Many U.S. Presidents have known about UFO’s from “outer space”. On February 22, 1944, President Franklin Roosevelt wrote a “Double Top Secret” memorandum to the “The Special Committee on Non-Terrestrial Science and Technology”. He wrote about using “…non-terrestrial know-how in atomic energy…” and “…coming to grips with the reality that our planet is not the only one harboring intelligent life in the universe.”
The 1951 DESS movie takes place in Washington, D.C. with an ethical emissary from outer space seeking peaceful relations with Earth and warning world leaders to not use atomic weapons. In real life, the following year in July 1952, numerous UFO’s were seen hovering over the U.S. Capitol for hours. Photos of the UFO’s were part of front-page stories.
On Feb. 20-21, 1954, President Eisenhower met representatives from another planet.
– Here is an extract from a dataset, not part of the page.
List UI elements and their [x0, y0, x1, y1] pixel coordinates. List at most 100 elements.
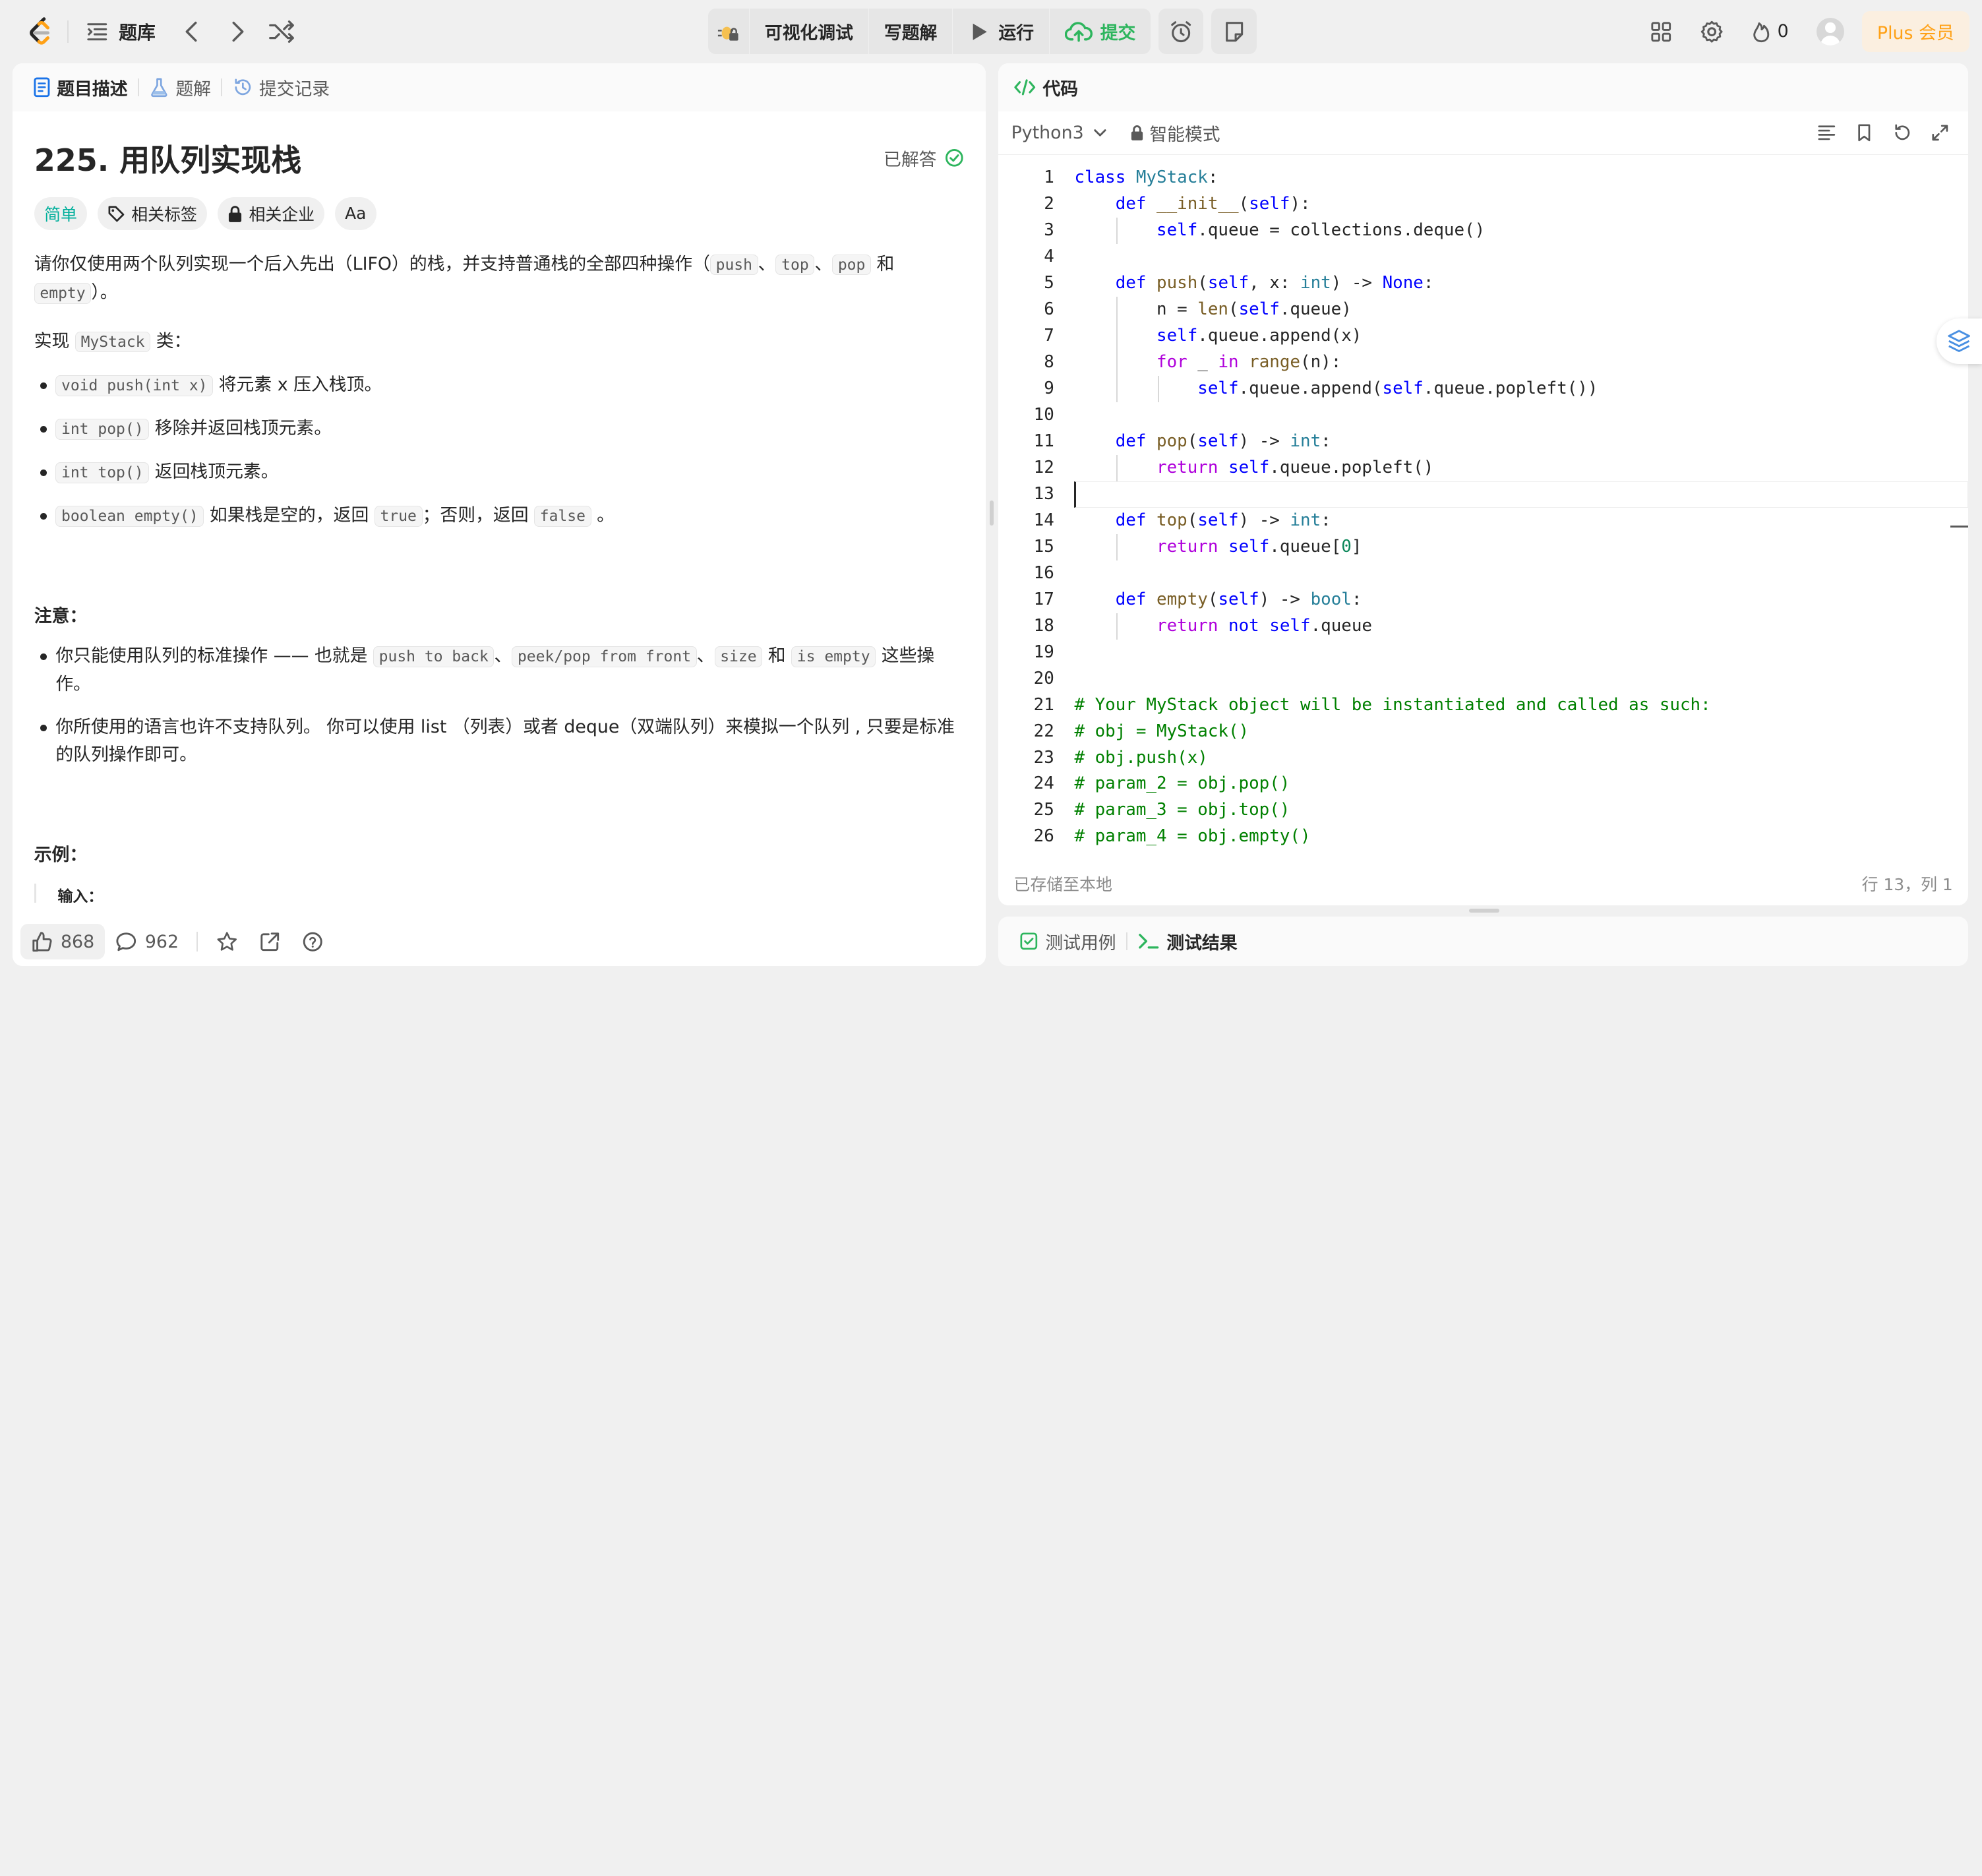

Dr. Michael Salla of the Exopolitics Institute has offered details of this from eyewitnesses. The purpose of the meeting was to negotiate a treaty in which the extraterrestrial people demanded that the U.S. stop exploding atomic bombs. Eisenhower didn’t go for it. Nine days later on March 1st, the U.S. exploded its largest nuclear bomb to this day. The author of this article was born the same day.